Claudette, our narrator, is solidly “middle of the pack”—neither as successful as the show-offy Jeanette, nor a complete disaster like poor Mirabella—and thus in a good position to narrate the kaleidoscope array of adaptation, resistance, and reluctance that accompany her pack’s transformation. But the quiet emergence of the “I” has a deeper, lonelier effect—you might not consciously notice it while you’re reading, but it’s there all the same: a heartbeat we register, even if we don’t quite hear it. What’s spectacular about this strategy is that it’s a snazzy craft tricky that’s not remotely showy; instead, it’s located deeply—profoundly—in the experience of its characters. In “St. Lucy’s Home for Girls Raised by Wolves,” the “I” emerges from the shifted psychological state of the narrator, who shifts from a collective to an individuated self-conception without her even noticing.

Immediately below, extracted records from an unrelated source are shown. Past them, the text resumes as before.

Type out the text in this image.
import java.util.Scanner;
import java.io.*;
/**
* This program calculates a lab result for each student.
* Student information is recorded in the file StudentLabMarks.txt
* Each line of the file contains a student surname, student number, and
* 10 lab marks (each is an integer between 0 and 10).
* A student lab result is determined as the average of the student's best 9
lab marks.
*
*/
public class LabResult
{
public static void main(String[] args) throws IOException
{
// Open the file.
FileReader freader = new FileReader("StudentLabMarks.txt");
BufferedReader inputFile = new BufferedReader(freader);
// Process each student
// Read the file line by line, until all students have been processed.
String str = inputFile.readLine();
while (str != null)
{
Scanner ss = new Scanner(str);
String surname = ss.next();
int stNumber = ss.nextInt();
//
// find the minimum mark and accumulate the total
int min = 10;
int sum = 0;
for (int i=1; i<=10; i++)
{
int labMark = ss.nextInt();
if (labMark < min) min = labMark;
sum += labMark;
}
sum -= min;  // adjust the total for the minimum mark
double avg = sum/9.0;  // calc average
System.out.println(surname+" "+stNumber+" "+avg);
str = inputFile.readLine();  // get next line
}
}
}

My use of the emergent I in my third novel, The Spectators, was also heavily informed by ideas of the communal versus the individual. The book follows the story of Matthew Miller, a progressive politician turned trash TV host, from the perspective of two characters: Cel, his publicist, whose hatred of her boss turns into something more complicated; and Semi, his one-time lover, whose adoration curdles into contempt. Semi’s sections alternate between the first-person singular and collective. The book opens in the first-person plural, as we follow Semi’s pack of friends through the heady early days of gay liberation in New York City. Semi’s first-person voice emerges subtly, after he’s begun an affair with the married politician Matthew; his voice grows more solitary through the ensuing years of their romance, of which his friends heartily disapprove. The first-person collective returns with the AIDS crisis, which collapses Semi back into his collective identity, resurrecting his sense of group consciousness; the effect, I hope, will put readers in mind of the Greek chorus. As Semi’s friends die, and he continues to live, he is returned to the first-person singular, this time forever. The permanence of his solitude is captured in the language.

In contemplating this move, I thought often of the devastatingly perfect ending of “St. Lucy’s Home for Girls Raised by Wolves,” which occurs when the narrator has returned, alone, to the cave where she was raised. The story’s final lines—“’I’m home,” I said, telling my first human lie”—reifies the wrenching rupture that has been there in the point of view, all along. You really can’t go home again, and those were-girls will never again dream each other’s dreams. It gives you chills if you think about it—or even if you don’t.Craft is the mechanism by which this magic is effected. But it’s the magic that’s the point.